One of the first things we do when preparing a client’s infrastructure for Galera deployment is see whether their schema is suitable.

  • Avoiding quirks and edge cases, we can say that Galera simply requires all tables to be InnoDB and also have a PRIMARY KEY (obviously having a PK in InnoDB is important anyway, for InnoDB-internal reasons).
  • We want to know about FULLTEXT indexes. With recent InnoDB versions also supporting FULLTEXT we need to check not just whether a table has such an index, but actually which engine it is.
  • Spatial indexes. While both InnoDB and MyISAM can deal with spatial datatypes (POINT, GEOMETRY, etc), only MyISAM has the spatial indexes.

Naturally, checking a schema in the server is more effective than going through other sources and possibly missing bits. On the downside, the only viable way to get this info out of MariaDB is INFORMATION_SCHEMA, but because of the way it’s implemented queries tend to be slow and resource intensive. So essentially we do need to ask I_S, but do it as efficiently as possible (we’re dealing with production systems). We have multiple separate questions to ask, which normally we’d ask in separate queries, but in case of I_S that’s really something to avoid. So that’s why it’s all integrated into the single query below, catching every permutation of “not InnoDB”, “lacks primary key”, “has fulltext or spatial index”. We skip the system databases and any VIEWs.

We use the lesser known mysql client command ‘tee’ to output the data into a file, and close it after the query.

We publish the query not as a work of art – I don’t think it’s that pretty! We’d like you to see because we don’t care for secrets and also because if there is any way you can reach the same objective using a less resource intensive approach, we’d love to hear about it! This is one of the very few cases where we care only about efficiency, not how pretty the query looks. That said, of course I’d prefer it to be easily readable.

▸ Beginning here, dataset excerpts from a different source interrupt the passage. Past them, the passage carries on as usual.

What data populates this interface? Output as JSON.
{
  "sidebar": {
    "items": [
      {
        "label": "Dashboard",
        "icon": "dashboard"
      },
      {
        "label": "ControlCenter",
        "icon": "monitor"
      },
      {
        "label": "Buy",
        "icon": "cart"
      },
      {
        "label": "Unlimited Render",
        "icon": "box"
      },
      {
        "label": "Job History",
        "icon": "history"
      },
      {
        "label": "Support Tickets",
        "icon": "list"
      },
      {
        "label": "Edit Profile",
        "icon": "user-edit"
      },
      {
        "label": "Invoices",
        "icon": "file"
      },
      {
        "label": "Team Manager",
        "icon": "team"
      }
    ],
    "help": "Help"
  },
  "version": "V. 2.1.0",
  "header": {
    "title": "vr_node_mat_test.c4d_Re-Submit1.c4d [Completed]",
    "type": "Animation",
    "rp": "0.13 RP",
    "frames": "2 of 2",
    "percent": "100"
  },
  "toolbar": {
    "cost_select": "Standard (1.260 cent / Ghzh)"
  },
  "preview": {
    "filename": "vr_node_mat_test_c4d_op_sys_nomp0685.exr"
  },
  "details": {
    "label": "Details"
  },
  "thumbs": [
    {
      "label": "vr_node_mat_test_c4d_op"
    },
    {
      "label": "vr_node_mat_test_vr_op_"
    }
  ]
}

If you regard it purely as a query to be used for Galera, then you can presume it’ll be run on MariaDB 5.5 or later – since 5.3 and above has optimised subqueries, perhaps you can do something with that.

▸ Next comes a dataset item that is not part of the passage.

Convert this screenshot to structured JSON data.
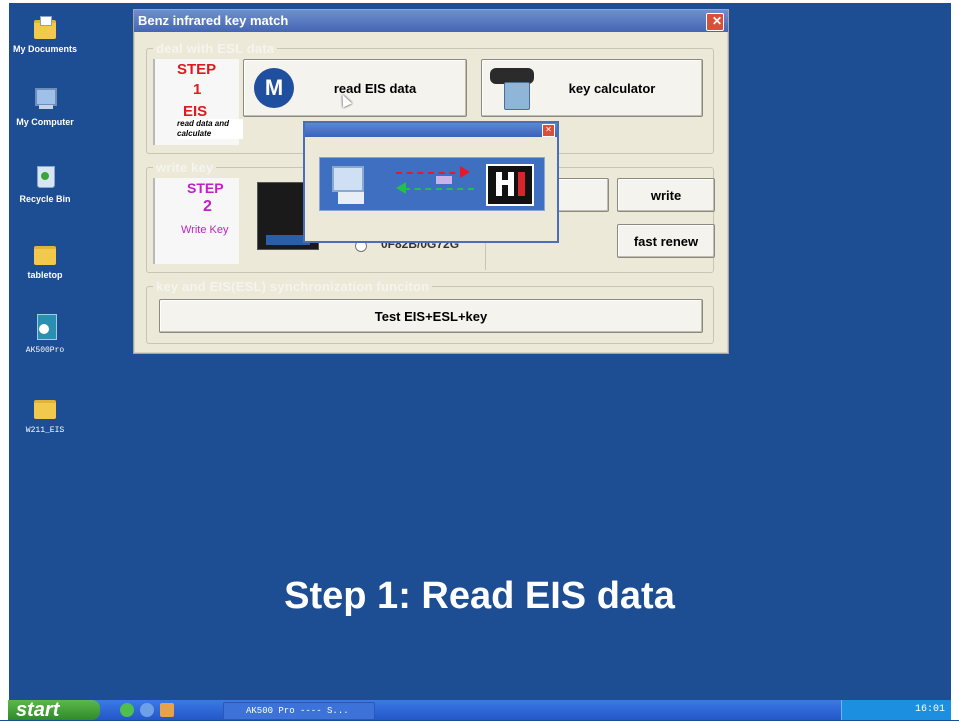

If you spot any other flaw or missing bit, please comment on that too. thanks!

-- snip
tee galeracheck.txt

SELECT DISTINCT
       CONCAT(t.table_schema,'.',t.table_name) as tbl,
       t.engine,
       IF(ISNULL(c.constraint_name),'NOPK','') AS nopk,
       IF(s.index_type = 'FULLTEXT','FULLTEXT','') as ftidx,
       IF(s.index_type = 'SPATIAL','SPATIAL','') as gisidx
  FROM information_schema.tables AS t
  LEFT JOIN information_schema.key_column_usage AS c
    ON (t.table_schema = c.constraint_schema AND t.table_name = c.table_name
        AND c.constraint_name = 'PRIMARY')
  LEFT JOIN information_schema.statistics AS s
    ON (t.table_schema = s.table_schema AND t.table_name = s.table_name
        AND s.index_type IN ('FULLTEXT','SPATIAL'))
  WHERE t.table_schema NOT IN ('information_schema','performance_schema','mysql')
    AND t.table_type = 'BASE TABLE'
    AND (t.engine <> 'InnoDB' OR c.constraint_name IS NULL OR s.index_type IN ('FULLTEXT','SPATIAL'))
  ORDER BY t.table_schema,t.table_name;

notee
-- snap

Credit: the basis of the “find tables without a PK” is based on SQL by Sheeri Cabral and Giuseppe Maxia.

Posted on 2 Comments

2 thoughts on “Galera pre-deployment check

  1. You can also dump table structure and run it locally. I use common_schema that way because it doesn’t run on mysql 5.0.

    1. Yes sure, absolutely and thanks for noting this as I didn’t mention it in my original post.

      To clarify: for us, this is not always an option with clients, so we do require the query in the way I described.
      Copying stuff (even just structure without data) outside of the client environment is not always possible/allowed.